Uzmanlara göre, 2050 yılına vardığımızda, dünya nüfusu 10 milyar oluyor. Ülkemizin nüfusu ise 100 milyon civarı olacak.

    Bu durumda iktidarlar ve muhalefette olanlar bir çalışma yapıyor mu?. İnsanlığın en önemli yaşam ihtiyaçları, Hava, Su ve de gıda olduğunu düşünürsek, ormanları ve su kaynaklarını muhafaza etmemiz gerekiyor.

    Her yapıllan projede rant düşünen günümüzün aç gözlü insanlarından böyle ileri görüşlü hazırlıkları malesef ben artık bekleyemez oldum.

    Başımıza gelenlere bakarsak, orman yangınlarında etkin bir hazırlığımız olamamış. Ormanlık alanların uygun yerlerine karakollar kurup gerekli araç gereçleri konuşlandıramamışız. Kurulan bu karakollarda yeterli personel bulundurup, yangınlara anında müdahale edebilmeyi düşünememişiz.

    Akarsuların, göllerin kuruduğu son yıllarda konu uzmanlarına kulak tıkamışız. Yeraltı sularının neden kaybolduğunu merak etmemişiz. Akarsuların yönlerini değiştirmişiz veya önüne setler çekip HES’ler yapmışız. Yeraltı sularını kullanma konusunda çiftçilerimizi bilinçlendirmemişiz.

    En önemli yaşam ihtiyacımız olan gıda üretimi konusunda yararlı ve kalıcı tarım politikaları geliştirememişiz. Bir sezon buğday eken çifçi öbür sezon ayçiçeği eker olmuş. Domates, biber, fasulye yetiştirenler maliyetler yüzünden ekmez olmuş. Geçmiş dönemlerde GDO’lu ürünler ve suni gübrelerle toprakları öldürür olmuşuz. Üstelik bu şekilde yetişen ürünleri yiyen milletimizde hastalıklar artmış. Yani devletimiz vatandaşlarını layıkı ile koruyamamış.

    2050 yıllarında, milletimiz ne yiyip içecek ?. Planlama yapılıyor mu?. Benim hatırladığım kadarıyla Devlet Planlama Teşkilatı vardı. Şimdi yokmuş. Gelecek planlamalarını, siyaseten görevlendirilmiş bakanlar ve memurları mı planlıyor, bilemiyoruz.  
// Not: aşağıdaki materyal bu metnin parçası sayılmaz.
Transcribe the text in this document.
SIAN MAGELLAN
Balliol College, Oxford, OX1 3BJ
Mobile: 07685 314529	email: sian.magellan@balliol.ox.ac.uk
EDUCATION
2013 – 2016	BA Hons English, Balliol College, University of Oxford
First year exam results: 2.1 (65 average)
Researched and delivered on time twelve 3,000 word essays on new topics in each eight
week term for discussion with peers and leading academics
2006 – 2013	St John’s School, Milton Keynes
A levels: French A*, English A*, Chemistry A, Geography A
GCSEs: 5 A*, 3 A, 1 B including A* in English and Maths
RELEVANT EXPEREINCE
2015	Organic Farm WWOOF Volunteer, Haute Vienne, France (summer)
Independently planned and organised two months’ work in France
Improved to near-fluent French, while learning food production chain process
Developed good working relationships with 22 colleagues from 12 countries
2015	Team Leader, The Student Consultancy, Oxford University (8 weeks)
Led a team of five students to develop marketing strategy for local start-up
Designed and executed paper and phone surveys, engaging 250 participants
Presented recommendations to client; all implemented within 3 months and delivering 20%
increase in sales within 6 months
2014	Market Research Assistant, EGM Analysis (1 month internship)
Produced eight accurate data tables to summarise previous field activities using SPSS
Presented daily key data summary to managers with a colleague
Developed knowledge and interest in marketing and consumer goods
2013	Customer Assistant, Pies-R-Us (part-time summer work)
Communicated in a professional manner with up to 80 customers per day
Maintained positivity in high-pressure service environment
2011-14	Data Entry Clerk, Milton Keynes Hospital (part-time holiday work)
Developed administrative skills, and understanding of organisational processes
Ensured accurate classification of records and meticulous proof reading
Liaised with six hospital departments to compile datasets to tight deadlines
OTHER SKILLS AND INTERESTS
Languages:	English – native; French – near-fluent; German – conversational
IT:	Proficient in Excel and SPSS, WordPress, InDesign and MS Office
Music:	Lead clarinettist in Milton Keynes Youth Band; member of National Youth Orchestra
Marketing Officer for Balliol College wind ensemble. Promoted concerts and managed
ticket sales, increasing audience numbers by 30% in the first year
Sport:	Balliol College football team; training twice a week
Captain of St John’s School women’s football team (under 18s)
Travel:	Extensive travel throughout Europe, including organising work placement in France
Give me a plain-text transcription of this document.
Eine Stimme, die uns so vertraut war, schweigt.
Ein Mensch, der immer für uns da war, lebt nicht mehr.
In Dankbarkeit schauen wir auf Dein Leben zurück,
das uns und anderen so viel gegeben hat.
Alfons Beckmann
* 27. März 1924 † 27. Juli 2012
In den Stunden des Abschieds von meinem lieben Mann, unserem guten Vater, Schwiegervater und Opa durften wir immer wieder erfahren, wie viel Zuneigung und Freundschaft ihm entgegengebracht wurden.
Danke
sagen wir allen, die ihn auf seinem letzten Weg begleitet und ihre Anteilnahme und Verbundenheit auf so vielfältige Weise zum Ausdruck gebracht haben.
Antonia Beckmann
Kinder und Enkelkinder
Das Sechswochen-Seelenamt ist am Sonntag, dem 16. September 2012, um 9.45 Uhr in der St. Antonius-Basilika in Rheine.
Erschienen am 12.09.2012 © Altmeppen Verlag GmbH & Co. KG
    Eğer 30-40 yıllık planlamalar yapılabiliyorsa sığınmacıların, 250 bin dolara mülk alıp vatandaş olan yabancıların ve de kendi devletimizin izniyle kabul ettiğimiz göçmenlerin ülkemizin demokrafik yapısında ne gibi değişikliklere sebep olacağı hesaplanıyor mu?. Para gerekli belki ama, huzuru malesef satın alamayız.

    En iyi üretenler olarak düşündüğüm yörüklerin, şimdilerde layıkıyla hayvancılık yapamadığını, orman alanlarına giremediklerini, mera alanlarına ayak bastı parası ödemek durumunda kaldıklarını basından ve sosyal medya paylaşımlarından öğreniyoruz. Geçtiğimiz Kurban Bayramında, kurbanlıkların neden yüksek fiyattan satıldığını merek eden var mı?

    Pazarlardaki en basit sebze ve meyvenin pahalılık sebebini araştıran var mı? Veya ne gibi önlemler düşünülüyor.

    İşin özü, geleceği planlayamıyorsak, hesapsız kasap için söylenen masat benzetmesi gerçek olacak.